Expected vs Observed
원문 PoC와 README의 기대 방향은 lifetime이 비슷한 KV cache stream을 분리하면 SSD 내부 GC의 불필요한 copy가 줄고, 그 결과 WAF와 NAND wear가 감소하며 p99 tail latency가 안정화된다는 것이다. README 기준으로는 mixed가 의도적으로 나쁜 FDP placement이고, separated가 lifetime/RUH 분리 효과를 확인하는 모드다.
| 기대 항목 | 기대 방향 | 이번 관측값 | 판단 |
|---|---|---|---|
| WAF ratio | separated가 no_fdp/mixed보다 낮아지는 방향 | no_fdp 1.015874, mixed 1.015868, separated 1.015883 | 미입증. 세 모드 WAF ratio가 사실상 동일 |
| Host write pressure | separated가 baseline 대비 감소 | separated는 no_fdp 대비 -26.9%, mixed 대비 -25.4% | 긍정 신호 |
| Media write pressure | separated가 media write를 줄이는 방향 | separated 353.61GiB, no_fdp 483.52GiB, mixed 473.69GiB | 긍정 신호 |
| Tail latency | separated에서 p99가 안정화되는 방향 | write p99: separated 2.398ms, no_fdp 2.732ms, mixed 3.337ms | 긍정 신호 |
| Clean-state caveat | WAF 평가 전에 preconditioning 적용 | 각 mode 전 32GiB window-local R0 수행 | 충족 |
따라서 이번 batch는 원문/README의 기대 중 write pressure 감소와 tail latency 개선에는 맞는 신호를 보였다. 반면 핵심 지표인 WAF ratio 자체의 감소는 이번 결과에서 확인되지 않았다. 이 결과는 "separated가 WAF를 낮췄다"가 아니라, "separated가 이번 workload에서 host/media write volume과 p99를 낮췄지만 WAF ratio는 동일 수준이었다"로 해석해야 한다.
Counter Collection
| Counter | Source | Status |
|---|---|---|
| Host writes | nvme smart-log /dev/nvme0n1 -o json | collected |
| Media writes | nvme ocp smart-add-log /dev/nvme0n1 -o json | collected |
| FDP stats | outer nvme fdp stats /dev/nvme0 --endgrp-id=1 snapshots | collected |
| FDP RUH logs | xNVMe FDP log commands | not collected |
Notes:
measurement_after.jsonwarnings containxnvme unavailable; skipped FDP logs.- Formal WAF used vendor OCP
Physical media units written, not FDP MBMW proxy.
Measurement Workload Pressure
The table below uses the separated mode workload mapping.
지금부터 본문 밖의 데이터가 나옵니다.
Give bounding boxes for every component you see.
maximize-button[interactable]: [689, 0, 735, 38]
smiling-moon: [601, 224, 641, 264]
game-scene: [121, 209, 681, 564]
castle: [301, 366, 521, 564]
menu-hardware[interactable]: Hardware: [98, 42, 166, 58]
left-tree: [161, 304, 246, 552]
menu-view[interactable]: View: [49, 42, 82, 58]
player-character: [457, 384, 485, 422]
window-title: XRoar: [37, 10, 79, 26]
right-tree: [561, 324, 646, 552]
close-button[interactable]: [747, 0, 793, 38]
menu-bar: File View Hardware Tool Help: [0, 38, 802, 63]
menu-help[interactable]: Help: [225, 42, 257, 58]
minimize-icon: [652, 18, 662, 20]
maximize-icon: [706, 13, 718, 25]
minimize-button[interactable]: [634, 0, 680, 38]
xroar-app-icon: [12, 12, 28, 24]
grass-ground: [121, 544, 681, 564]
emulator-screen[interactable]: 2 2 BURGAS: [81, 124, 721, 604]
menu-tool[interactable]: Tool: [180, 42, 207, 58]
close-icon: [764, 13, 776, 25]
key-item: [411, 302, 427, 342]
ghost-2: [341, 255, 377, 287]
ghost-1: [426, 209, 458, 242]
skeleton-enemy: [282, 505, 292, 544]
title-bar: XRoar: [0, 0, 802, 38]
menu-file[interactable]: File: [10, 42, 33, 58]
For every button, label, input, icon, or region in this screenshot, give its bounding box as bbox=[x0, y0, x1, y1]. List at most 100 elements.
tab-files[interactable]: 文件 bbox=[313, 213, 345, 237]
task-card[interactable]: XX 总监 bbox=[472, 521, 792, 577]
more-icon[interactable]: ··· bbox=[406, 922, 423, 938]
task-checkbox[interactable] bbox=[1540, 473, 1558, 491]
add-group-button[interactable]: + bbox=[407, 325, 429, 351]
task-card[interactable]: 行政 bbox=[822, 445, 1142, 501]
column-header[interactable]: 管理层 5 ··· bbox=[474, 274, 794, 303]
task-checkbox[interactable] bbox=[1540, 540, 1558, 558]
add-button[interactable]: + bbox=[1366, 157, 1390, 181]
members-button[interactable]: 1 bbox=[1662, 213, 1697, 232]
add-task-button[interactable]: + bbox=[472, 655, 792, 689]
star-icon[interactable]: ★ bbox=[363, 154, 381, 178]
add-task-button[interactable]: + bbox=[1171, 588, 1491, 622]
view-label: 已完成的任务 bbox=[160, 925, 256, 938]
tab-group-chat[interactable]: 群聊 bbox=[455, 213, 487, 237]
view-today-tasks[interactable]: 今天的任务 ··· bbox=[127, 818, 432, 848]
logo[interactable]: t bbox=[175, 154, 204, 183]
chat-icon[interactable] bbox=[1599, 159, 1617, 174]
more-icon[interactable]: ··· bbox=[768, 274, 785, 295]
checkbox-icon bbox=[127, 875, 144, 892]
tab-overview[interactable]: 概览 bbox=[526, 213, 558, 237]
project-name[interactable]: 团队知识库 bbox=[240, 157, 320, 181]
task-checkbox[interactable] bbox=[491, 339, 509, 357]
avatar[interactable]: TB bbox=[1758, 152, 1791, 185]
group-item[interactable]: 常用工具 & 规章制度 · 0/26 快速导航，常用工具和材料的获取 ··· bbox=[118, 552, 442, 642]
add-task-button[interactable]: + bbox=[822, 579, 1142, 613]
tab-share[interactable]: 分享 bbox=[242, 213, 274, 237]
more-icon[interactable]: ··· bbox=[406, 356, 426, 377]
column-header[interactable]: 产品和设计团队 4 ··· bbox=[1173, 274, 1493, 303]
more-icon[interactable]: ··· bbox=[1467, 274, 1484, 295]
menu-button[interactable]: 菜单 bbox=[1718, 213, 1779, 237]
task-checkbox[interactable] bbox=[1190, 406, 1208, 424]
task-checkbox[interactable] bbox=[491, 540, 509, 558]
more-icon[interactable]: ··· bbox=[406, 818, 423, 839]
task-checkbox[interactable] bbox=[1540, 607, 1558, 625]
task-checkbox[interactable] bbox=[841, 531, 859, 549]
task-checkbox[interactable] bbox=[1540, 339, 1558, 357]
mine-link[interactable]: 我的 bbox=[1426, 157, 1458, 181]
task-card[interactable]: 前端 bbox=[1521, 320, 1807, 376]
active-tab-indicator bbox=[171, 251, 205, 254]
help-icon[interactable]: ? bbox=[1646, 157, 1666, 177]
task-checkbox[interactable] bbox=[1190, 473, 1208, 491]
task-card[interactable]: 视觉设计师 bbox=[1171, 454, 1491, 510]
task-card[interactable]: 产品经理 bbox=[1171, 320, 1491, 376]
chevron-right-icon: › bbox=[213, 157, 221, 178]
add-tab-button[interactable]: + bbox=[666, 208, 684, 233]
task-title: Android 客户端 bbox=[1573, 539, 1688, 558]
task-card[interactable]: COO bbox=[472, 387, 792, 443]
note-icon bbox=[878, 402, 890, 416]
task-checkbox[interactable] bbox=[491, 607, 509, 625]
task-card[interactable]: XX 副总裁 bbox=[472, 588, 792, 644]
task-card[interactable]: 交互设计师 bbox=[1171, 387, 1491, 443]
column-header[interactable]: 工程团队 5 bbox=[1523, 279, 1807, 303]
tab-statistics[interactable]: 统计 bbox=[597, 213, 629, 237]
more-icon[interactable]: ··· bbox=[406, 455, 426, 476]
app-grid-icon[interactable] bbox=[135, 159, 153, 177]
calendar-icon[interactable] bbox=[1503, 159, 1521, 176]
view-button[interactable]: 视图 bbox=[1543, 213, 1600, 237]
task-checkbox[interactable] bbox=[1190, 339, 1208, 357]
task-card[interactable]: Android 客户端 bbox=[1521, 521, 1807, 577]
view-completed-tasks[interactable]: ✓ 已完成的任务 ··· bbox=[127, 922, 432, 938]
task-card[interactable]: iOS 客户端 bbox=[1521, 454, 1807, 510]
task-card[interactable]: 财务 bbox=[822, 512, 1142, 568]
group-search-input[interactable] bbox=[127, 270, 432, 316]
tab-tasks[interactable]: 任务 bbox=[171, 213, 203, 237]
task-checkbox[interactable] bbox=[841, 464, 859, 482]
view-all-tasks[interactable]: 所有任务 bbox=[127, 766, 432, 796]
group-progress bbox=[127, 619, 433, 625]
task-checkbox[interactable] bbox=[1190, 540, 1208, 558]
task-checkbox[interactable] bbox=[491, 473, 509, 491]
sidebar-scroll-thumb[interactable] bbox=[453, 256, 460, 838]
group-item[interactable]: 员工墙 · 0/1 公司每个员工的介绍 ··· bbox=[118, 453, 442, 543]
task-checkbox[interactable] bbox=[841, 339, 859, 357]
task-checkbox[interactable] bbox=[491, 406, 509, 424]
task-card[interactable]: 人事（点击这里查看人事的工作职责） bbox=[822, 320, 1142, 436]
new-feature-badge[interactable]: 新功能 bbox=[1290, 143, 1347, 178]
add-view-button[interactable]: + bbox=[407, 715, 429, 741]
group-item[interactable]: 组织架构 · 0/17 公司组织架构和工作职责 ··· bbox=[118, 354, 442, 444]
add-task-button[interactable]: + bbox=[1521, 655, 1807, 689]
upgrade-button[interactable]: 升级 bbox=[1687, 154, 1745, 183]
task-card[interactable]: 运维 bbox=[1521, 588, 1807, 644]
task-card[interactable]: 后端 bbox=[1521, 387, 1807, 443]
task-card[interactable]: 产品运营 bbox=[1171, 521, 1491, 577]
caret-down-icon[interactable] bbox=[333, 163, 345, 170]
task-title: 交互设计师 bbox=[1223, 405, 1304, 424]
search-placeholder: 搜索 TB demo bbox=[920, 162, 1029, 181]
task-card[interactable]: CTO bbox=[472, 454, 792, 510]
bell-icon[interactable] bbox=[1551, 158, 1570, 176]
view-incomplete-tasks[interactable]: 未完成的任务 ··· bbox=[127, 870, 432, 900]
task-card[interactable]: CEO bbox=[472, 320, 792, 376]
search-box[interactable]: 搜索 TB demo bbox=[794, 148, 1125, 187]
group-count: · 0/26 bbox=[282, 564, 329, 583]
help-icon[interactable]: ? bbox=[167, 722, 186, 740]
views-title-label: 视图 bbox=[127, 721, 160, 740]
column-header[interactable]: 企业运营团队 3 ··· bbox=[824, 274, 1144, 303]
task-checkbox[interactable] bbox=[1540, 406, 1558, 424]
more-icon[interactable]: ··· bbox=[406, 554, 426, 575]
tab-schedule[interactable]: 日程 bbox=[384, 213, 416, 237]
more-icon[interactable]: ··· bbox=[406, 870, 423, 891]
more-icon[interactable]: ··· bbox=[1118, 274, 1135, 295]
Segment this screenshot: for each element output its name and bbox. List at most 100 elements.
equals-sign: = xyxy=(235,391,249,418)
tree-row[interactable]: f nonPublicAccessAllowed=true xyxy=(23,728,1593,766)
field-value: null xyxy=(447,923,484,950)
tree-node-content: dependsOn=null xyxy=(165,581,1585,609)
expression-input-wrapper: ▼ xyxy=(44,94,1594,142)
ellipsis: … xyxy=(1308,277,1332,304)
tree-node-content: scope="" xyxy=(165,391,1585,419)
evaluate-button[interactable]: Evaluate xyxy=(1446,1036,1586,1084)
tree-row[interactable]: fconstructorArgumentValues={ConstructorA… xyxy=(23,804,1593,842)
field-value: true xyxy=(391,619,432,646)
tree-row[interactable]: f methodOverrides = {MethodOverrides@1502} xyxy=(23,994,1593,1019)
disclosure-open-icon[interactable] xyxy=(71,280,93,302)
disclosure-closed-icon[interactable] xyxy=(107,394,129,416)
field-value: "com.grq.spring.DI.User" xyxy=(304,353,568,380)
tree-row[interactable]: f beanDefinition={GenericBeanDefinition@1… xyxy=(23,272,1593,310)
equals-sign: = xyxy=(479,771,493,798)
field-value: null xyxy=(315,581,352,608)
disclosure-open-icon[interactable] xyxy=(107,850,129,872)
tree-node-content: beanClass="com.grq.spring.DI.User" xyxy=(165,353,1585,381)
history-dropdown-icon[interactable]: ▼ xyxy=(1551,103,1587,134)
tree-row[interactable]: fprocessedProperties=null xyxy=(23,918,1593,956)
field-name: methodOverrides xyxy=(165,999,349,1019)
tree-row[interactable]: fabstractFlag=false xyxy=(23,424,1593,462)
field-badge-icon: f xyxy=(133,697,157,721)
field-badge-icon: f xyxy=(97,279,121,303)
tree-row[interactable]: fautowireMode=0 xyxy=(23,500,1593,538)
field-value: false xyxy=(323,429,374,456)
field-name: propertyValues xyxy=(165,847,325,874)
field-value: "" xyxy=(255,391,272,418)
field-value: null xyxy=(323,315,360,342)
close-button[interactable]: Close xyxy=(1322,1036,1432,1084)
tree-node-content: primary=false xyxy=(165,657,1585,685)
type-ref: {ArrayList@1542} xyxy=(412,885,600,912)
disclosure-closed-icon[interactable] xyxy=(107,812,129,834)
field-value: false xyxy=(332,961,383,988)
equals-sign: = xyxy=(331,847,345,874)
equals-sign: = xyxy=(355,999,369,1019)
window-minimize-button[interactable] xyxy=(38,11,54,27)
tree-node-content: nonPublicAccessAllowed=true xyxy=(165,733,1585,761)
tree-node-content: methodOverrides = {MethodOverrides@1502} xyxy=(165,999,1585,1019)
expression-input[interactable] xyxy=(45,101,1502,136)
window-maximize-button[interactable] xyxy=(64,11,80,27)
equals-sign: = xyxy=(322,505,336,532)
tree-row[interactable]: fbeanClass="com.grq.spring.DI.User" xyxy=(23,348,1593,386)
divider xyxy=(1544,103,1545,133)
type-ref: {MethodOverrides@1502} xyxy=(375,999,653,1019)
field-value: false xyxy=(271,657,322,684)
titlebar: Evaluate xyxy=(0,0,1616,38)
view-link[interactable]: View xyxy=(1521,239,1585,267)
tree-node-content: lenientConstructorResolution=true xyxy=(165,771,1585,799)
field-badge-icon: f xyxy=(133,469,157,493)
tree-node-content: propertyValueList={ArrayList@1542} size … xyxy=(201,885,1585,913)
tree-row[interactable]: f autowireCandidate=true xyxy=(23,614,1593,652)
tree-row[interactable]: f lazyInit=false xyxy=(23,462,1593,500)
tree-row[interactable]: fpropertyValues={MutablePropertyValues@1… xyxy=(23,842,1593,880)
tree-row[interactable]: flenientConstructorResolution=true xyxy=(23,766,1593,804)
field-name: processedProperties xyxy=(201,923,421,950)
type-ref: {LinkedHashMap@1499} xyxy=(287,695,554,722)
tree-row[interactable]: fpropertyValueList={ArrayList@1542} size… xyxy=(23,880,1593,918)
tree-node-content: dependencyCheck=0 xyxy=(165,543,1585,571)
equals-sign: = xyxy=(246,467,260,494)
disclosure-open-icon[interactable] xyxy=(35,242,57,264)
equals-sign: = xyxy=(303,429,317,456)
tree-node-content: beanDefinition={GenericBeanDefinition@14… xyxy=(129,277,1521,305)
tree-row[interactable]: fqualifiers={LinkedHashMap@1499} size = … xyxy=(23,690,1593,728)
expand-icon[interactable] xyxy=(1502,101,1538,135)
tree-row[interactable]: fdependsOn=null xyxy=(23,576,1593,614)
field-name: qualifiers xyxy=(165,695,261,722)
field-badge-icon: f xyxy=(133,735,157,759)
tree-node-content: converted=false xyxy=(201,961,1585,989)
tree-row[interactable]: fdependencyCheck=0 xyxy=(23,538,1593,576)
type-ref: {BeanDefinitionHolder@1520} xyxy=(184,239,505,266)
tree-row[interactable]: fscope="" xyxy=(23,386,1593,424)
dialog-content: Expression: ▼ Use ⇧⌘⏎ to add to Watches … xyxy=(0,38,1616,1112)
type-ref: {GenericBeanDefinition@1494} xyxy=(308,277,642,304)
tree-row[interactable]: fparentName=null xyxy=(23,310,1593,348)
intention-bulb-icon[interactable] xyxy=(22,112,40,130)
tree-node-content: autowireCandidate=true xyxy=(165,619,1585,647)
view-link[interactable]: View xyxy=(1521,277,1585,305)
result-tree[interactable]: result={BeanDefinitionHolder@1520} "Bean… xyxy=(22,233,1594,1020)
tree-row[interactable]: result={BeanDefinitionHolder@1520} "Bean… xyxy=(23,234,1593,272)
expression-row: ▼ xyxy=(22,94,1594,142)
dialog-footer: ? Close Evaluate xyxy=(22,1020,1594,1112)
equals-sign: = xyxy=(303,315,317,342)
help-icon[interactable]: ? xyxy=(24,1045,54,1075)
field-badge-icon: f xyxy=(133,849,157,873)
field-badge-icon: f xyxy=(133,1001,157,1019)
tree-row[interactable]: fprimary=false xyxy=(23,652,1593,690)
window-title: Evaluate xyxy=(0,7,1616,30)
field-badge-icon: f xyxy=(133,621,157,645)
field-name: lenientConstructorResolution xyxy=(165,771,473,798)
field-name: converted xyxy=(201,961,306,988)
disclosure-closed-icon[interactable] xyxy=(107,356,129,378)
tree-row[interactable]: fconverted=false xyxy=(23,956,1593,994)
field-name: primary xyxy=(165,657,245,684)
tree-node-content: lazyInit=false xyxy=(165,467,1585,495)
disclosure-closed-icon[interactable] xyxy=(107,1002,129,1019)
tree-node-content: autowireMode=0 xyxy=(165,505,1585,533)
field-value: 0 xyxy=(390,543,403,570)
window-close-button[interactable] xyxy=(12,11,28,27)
Measurement-only logical store writes are shown for measurement_iterations=8.
| Workload | Workers | Class | FDP Data RUHs | FDP Metadata RUHs | Logical Store Writes | Store records | Prefetch records |
|---|---|---|---|---|---|---|---|
llama8b_chat_chunk256 | 2 | hot_churn | 0,1 | 2 | 160GiB | 40,960 | 5,120 |
llama70b_longctx_chunk1024 | 1 | large_model | 3,4 | 5 | 80GiB | 2,560 | 2,512 |
rag_shared_prefix_chunk512 | 2 | cold_rag | 3,4 | 5 | 192GiB | 12,288 | 48,864 |
random_prompts_chunk128 | 3 | hot_churn | 0,1 | 2 | 192GiB | 98,304 | 1,536 |
metadata_heavy_small_objects | 1 | metadata_heavy | 6 | 7 | 64GiB | 65,536 | 0 |
| Total | 9 | 688GiB | 219,648 | 58,032 |
Latency
| Mode | write p50 ms | write p99 ms | read p50 ms | read p99 ms | all p99 ms |
|---|---|---|---|---|---|
no_fdp | 0.083 | 2.732 | N/A | 0.319 | 2.672 |
mixed | 0.084 | 3.337 | N/A | 0.308 | 3.234 |
separated | 0.079 | 2.398 | N/A | 0.303 | 2.338 |
separated가 이번 batch에서 write p99와 all p99 모두 가장 낮았다.
Log Observations
Replay completed cleanly. The warning categories that appeared in the earlier probe runs did not recur in this batch.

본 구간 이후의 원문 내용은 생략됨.